A pedagogia romântica pretende saltar etapas e concentrar-se naquela que é
menos controlável e, por isso, de avaliação pedagógica mais difícil. A única
preocupação é a da aprendizagem aplicada. Ainda o aluno não percebeu a fórmula
da proporcionalidade directa e já lhe perguntam «será que os impostos
proporcionais são justos?» O pobre estudante não percebeu ainda a semelhança
entre o exemplo da compra de batatas e o da distância percorrida pelo automóvel
e já gostariam de lhe pedir um ensaio escrito sobre as suas «experiências
matemáticas significativas».
Mais uma vez, centrando tudo na compreensão
aplicada, descurando e desprezando a formação de base, subordinando tudo a
metas grandiosas incontroláveis, os teóricos eduqueses deixam os alunos
a navegar num mar de indefinições. Parafraseando um humorista, não dão tempo
aos estudantes para aprender factos, pois ocupam-nos demasiado em raciocinar
sobre eles...
Como resultado, os alunos não assimilam
padrões de raciocínio, não têm tempo para estabelecer analogias nem deduzir
regras lógicas de aplicação mais geral. A capacidade de resolução de problemas
nunca se faz com problemas dispersos e
diversos, sem paralelos que levem a perceber o esqueleto dos métodos de ataque
e de resolução. O raciocínio de aplicação mais geral desenvolve-se através do
treino de casos concretos que apresentam características comuns.

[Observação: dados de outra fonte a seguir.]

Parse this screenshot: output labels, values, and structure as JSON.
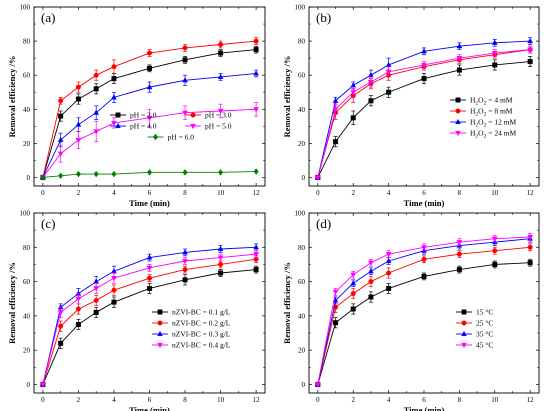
{
  "chart_data": [
    {
      "type": "line",
      "panel_label": "(a)",
      "xlabel": "Time (min)",
      "ylabel": "Removal efficiency /%",
      "xlim": [
        -0.5,
        12.5
      ],
      "ylim": [
        -5,
        100
      ],
      "x_ticks": [
        0,
        1,
        2,
        3,
        4,
        5,
        6,
        7,
        8,
        9,
        10,
        11,
        12
      ],
      "x_tick_labels": [
        "0",
        "2",
        "4",
        "6",
        "8",
        "10",
        "12"
      ],
      "y_ticks": [
        0,
        20,
        40,
        60,
        80,
        100
      ],
      "legend_position": "middle-right",
      "legend_columns": 2,
      "x": [
        0,
        1,
        2,
        3,
        4,
        6,
        8,
        10,
        12
      ],
      "series": [
        {
          "name": "pH = 2.0",
          "color": "#000000",
          "marker": "square",
          "values": [
            0,
            36,
            46,
            52,
            58,
            64,
            69,
            73,
            75
          ],
          "errors": [
            0,
            3,
            3,
            3,
            3,
            2,
            2,
            2,
            2
          ]
        },
        {
          "name": "pH = 3.0",
          "color": "#ff0000",
          "marker": "circle",
          "values": [
            0,
            45,
            53,
            60,
            65,
            73,
            76,
            78,
            80
          ],
          "errors": [
            0,
            2,
            3,
            3,
            4,
            2,
            2,
            2,
            2
          ]
        },
        {
          "name": "pH = 4.0",
          "color": "#0000ff",
          "marker": "triangle-up",
          "values": [
            0,
            22,
            31,
            38,
            47,
            53,
            57,
            59,
            61
          ],
          "errors": [
            0,
            4,
            4,
            4,
            3,
            3,
            3,
            2,
            2
          ]
        },
        {
          "name": "pH = 5.0",
          "color": "#ff00ff",
          "marker": "triangle-down",
          "values": [
            0,
            14,
            22,
            27,
            32,
            35,
            38,
            39,
            40
          ],
          "errors": [
            0,
            5,
            5,
            6,
            3,
            5,
            4,
            4,
            4
          ]
        },
        {
          "name": "pH = 6.0",
          "color": "#008000",
          "marker": "diamond",
          "values": [
            0,
            1,
            2,
            2,
            2,
            3,
            3,
            3,
            3.5
          ],
          "errors": [
            0,
            0,
            0,
            0,
            0,
            0,
            0,
            0,
            0
          ]
        }
      ]
    },
    {
      "type": "line",
      "panel_label": "(b)",
      "xlabel": "Time (min)",
      "ylabel": "Removal efficiency /%",
      "xlim": [
        -0.5,
        12.5
      ],
      "ylim": [
        -5,
        100
      ],
      "x_ticks": [
        0,
        1,
        2,
        3,
        4,
        5,
        6,
        7,
        8,
        9,
        10,
        11,
        12
      ],
      "x_tick_labels": [
        "0",
        "2",
        "4",
        "6",
        "8",
        "10",
        "12"
      ],
      "y_ticks": [
        0,
        20,
        40,
        60,
        80,
        100
      ],
      "legend_position": "bottom-right",
      "legend_columns": 1,
      "x": [
        0,
        1,
        2,
        3,
        4,
        6,
        8,
        10,
        12
      ],
      "series": [
        {
          "name": "H₂O₂ = 4 mM",
          "color": "#000000",
          "marker": "square",
          "values": [
            0,
            21,
            35,
            45,
            50,
            58,
            63,
            66,
            68
          ],
          "errors": [
            0,
            3,
            4,
            3,
            3,
            3,
            3,
            3,
            3
          ]
        },
        {
          "name": "H₂O₂ = 8 mM",
          "color": "#ff0000",
          "marker": "circle",
          "values": [
            0,
            38,
            48,
            55,
            60,
            65,
            69,
            72,
            75
          ],
          "errors": [
            0,
            4,
            4,
            3,
            3,
            2,
            2,
            2,
            2
          ]
        },
        {
          "name": "H₂O₂ = 12 mM",
          "color": "#0000ff",
          "marker": "triangle-up",
          "values": [
            0,
            45,
            54,
            60,
            66,
            74,
            77,
            79,
            80
          ],
          "errors": [
            0,
            2,
            2,
            3,
            4,
            2,
            2,
            2,
            2
          ]
        },
        {
          "name": "H₂O₂ = 24 mM",
          "color": "#ff00ff",
          "marker": "triangle-down",
          "values": [
            0,
            40,
            50,
            56,
            62,
            66,
            70,
            73,
            75
          ],
          "errors": [
            0,
            3,
            3,
            3,
            3,
            2,
            2,
            2,
            2
          ]
        }
      ]
    },
    {
      "type": "line",
      "panel_label": "(c)",
      "xlabel": "Time (min)",
      "ylabel": "Removal efficiency /%",
      "xlim": [
        -0.5,
        12.5
      ],
      "ylim": [
        -5,
        100
      ],
      "x_ticks": [
        0,
        1,
        2,
        3,
        4,
        5,
        6,
        7,
        8,
        9,
        10,
        11,
        12
      ],
      "x_tick_labels": [
        "0",
        "2",
        "4",
        "6",
        "8",
        "10",
        "12"
      ],
      "y_ticks": [
        0,
        20,
        40,
        60,
        80,
        100
      ],
      "legend_position": "bottom-right",
      "legend_columns": 1,
      "x": [
        0,
        1,
        2,
        3,
        4,
        6,
        8,
        10,
        12
      ],
      "series": [
        {
          "name": "nZVI-BC = 0.1 g/L",
          "color": "#000000",
          "marker": "square",
          "values": [
            0,
            24,
            35,
            42,
            48,
            56,
            61,
            65,
            67
          ],
          "errors": [
            0,
            3,
            3,
            3,
            3,
            3,
            3,
            2,
            2
          ]
        },
        {
          "name": "nZVI-BC = 0.2 g/L",
          "color": "#ff0000",
          "marker": "circle",
          "values": [
            0,
            34,
            44,
            49,
            55,
            62,
            67,
            70,
            73
          ],
          "errors": [
            0,
            3,
            3,
            3,
            3,
            2,
            2,
            2,
            2
          ]
        },
        {
          "name": "nZVI-BC = 0.3 g/L",
          "color": "#0000ff",
          "marker": "triangle-up",
          "values": [
            0,
            45,
            53,
            60,
            66,
            74,
            77,
            79,
            80
          ],
          "errors": [
            0,
            2,
            3,
            3,
            3,
            2,
            2,
            2,
            2
          ]
        },
        {
          "name": "nZVI-BC = 0.4 g/L",
          "color": "#ff00ff",
          "marker": "triangle-down",
          "values": [
            0,
            42,
            50,
            56,
            62,
            68,
            72,
            74,
            76
          ],
          "errors": [
            0,
            3,
            3,
            3,
            3,
            2,
            2,
            2,
            2
          ]
        }
      ]
    },
    {
      "type": "line",
      "panel_label": "(d)",
      "xlabel": "Time (min)",
      "ylabel": "Removal efficiency /%",
      "xlim": [
        -0.5,
        12.5
      ],
      "ylim": [
        -5,
        100
      ],
      "x_ticks": [
        0,
        1,
        2,
        3,
        4,
        5,
        6,
        7,
        8,
        9,
        10,
        11,
        12
      ],
      "x_tick_labels": [
        "0",
        "2",
        "4",
        "6",
        "8",
        "10",
        "12"
      ],
      "y_ticks": [
        0,
        20,
        40,
        60,
        80,
        100
      ],
      "legend_position": "bottom-right",
      "legend_columns": 1,
      "x": [
        0,
        1,
        2,
        3,
        4,
        6,
        8,
        10,
        12
      ],
      "series": [
        {
          "name": "15 °C",
          "color": "#000000",
          "marker": "square",
          "values": [
            0,
            36,
            44,
            51,
            56,
            63,
            67,
            70,
            71
          ],
          "errors": [
            0,
            3,
            3,
            3,
            3,
            2,
            2,
            2,
            2
          ]
        },
        {
          "name": "25 °C",
          "color": "#ff0000",
          "marker": "circle",
          "values": [
            0,
            45,
            53,
            60,
            65,
            73,
            76,
            78,
            80
          ],
          "errors": [
            0,
            3,
            3,
            3,
            3,
            2,
            2,
            2,
            2
          ]
        },
        {
          "name": "35 °C",
          "color": "#0000ff",
          "marker": "triangle-up",
          "values": [
            0,
            49,
            59,
            66,
            72,
            78,
            81,
            83,
            85
          ],
          "errors": [
            0,
            2,
            2,
            2,
            2,
            2,
            2,
            2,
            2
          ]
        },
        {
          "name": "45 °C",
          "color": "#ff00ff",
          "marker": "triangle-down",
          "values": [
            0,
            54,
            64,
            71,
            76,
            80,
            83,
            85,
            86
          ],
          "errors": [
            0,
            2,
            2,
            2,
            2,
            2,
            2,
            2,
            2
          ]
        }
      ]
    }
  ]
}
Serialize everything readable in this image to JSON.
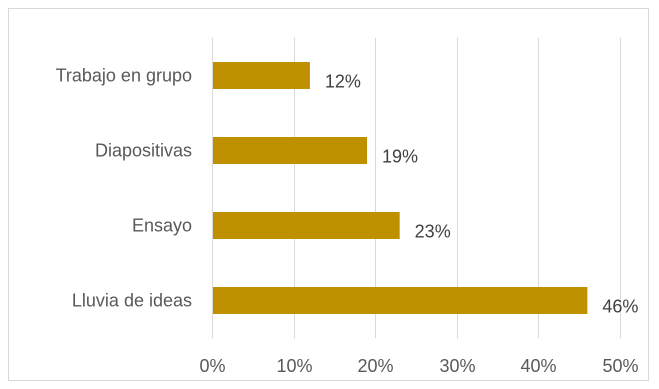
{
  "chart_data": {
    "type": "bar",
    "orientation": "horizontal",
    "categories": [
      "Trabajo en grupo",
      "Diapositivas",
      "Ensayo",
      "Lluvia de ideas"
    ],
    "values": [
      12,
      19,
      23,
      46
    ],
    "data_labels": [
      "12%",
      "19%",
      "23%",
      "46%"
    ],
    "x_ticks": [
      "0%",
      "10%",
      "20%",
      "30%",
      "40%",
      "50%"
    ],
    "xlim": [
      0,
      50
    ],
    "grid": true,
    "legend": "none",
    "bar_color": "#bf9000",
    "border_color": "#d9d9d9"
  }
}
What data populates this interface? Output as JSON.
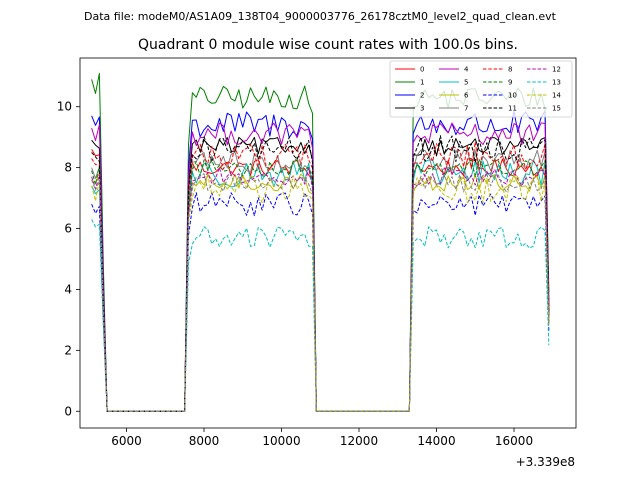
{
  "suptitle": "Data file: modeM0/AS1A09_138T04_9000003776_26178cztM0_level2_quad_clean.evt",
  "chart_data": {
    "type": "line",
    "title": "Quadrant 0 module wise count rates with 100.0s bins.",
    "xlabel": "",
    "ylabel": "",
    "x_offset_label": "+3.339e8",
    "xlim": [
      4800,
      17600
    ],
    "ylim": [
      -0.55,
      11.6
    ],
    "xticks": [
      6000,
      8000,
      10000,
      12000,
      14000,
      16000
    ],
    "yticks": [
      0,
      2,
      4,
      6,
      8,
      10
    ],
    "legend_location": "upper right",
    "legend_columns": 4,
    "segments": [
      {
        "x_start": 5100,
        "x_end": 5400,
        "step": 100
      },
      {
        "x_start": 7600,
        "x_end": 10800,
        "step": 100
      },
      {
        "x_start": 13400,
        "x_end": 16900,
        "step": 100
      }
    ],
    "zero_gaps": [
      [
        5500,
        7500
      ],
      [
        10900,
        13300
      ]
    ],
    "series": [
      {
        "name": "0",
        "color": "#ff0000",
        "dash": false,
        "level": 8.0,
        "start": 8.6
      },
      {
        "name": "1",
        "color": "#008000",
        "dash": false,
        "level": 10.3,
        "start": 10.9
      },
      {
        "name": "2",
        "color": "#0000ff",
        "dash": false,
        "level": 9.4,
        "start": 9.7
      },
      {
        "name": "3",
        "color": "#000000",
        "dash": false,
        "level": 8.7,
        "start": 8.9
      },
      {
        "name": "4",
        "color": "#bf00bf",
        "dash": false,
        "level": 9.1,
        "start": 9.3
      },
      {
        "name": "5",
        "color": "#00bfbf",
        "dash": false,
        "level": 7.8,
        "start": 7.4
      },
      {
        "name": "6",
        "color": "#bfbf00",
        "dash": false,
        "level": 7.5,
        "start": 7.6
      },
      {
        "name": "7",
        "color": "#808080",
        "dash": false,
        "level": 8.2,
        "start": 8.0
      },
      {
        "name": "8",
        "color": "#ff0000",
        "dash": true,
        "level": 8.4,
        "start": 8.3
      },
      {
        "name": "9",
        "color": "#008000",
        "dash": true,
        "level": 8.0,
        "start": 7.9
      },
      {
        "name": "10",
        "color": "#0000ff",
        "dash": true,
        "level": 6.8,
        "start": 6.8
      },
      {
        "name": "11",
        "color": "#000000",
        "dash": true,
        "level": 8.6,
        "start": 8.5
      },
      {
        "name": "12",
        "color": "#bf00bf",
        "dash": true,
        "level": 7.7,
        "start": 7.7
      },
      {
        "name": "13",
        "color": "#00bfbf",
        "dash": true,
        "level": 5.7,
        "start": 6.3
      },
      {
        "name": "14",
        "color": "#bfbf00",
        "dash": true,
        "level": 7.3,
        "start": 7.4
      },
      {
        "name": "15",
        "color": "#808080",
        "dash": true,
        "level": 7.5,
        "start": 7.6
      }
    ]
  }
}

Saltando etapas e apresentando aos alunos
problemas onde estes não vêem qualquer padrão de abordagem, mas apenas um
emaranhado de caminhos, não é possível desenvolver o raciocínio. Os estudantes refugiam-se então naquilo que
lhes parece mais seguro: memorizar algumas regras e rotinas. Com o combate
cego à memorização e à mecanização produz-se precisamente o contrário do que se
diz pretender.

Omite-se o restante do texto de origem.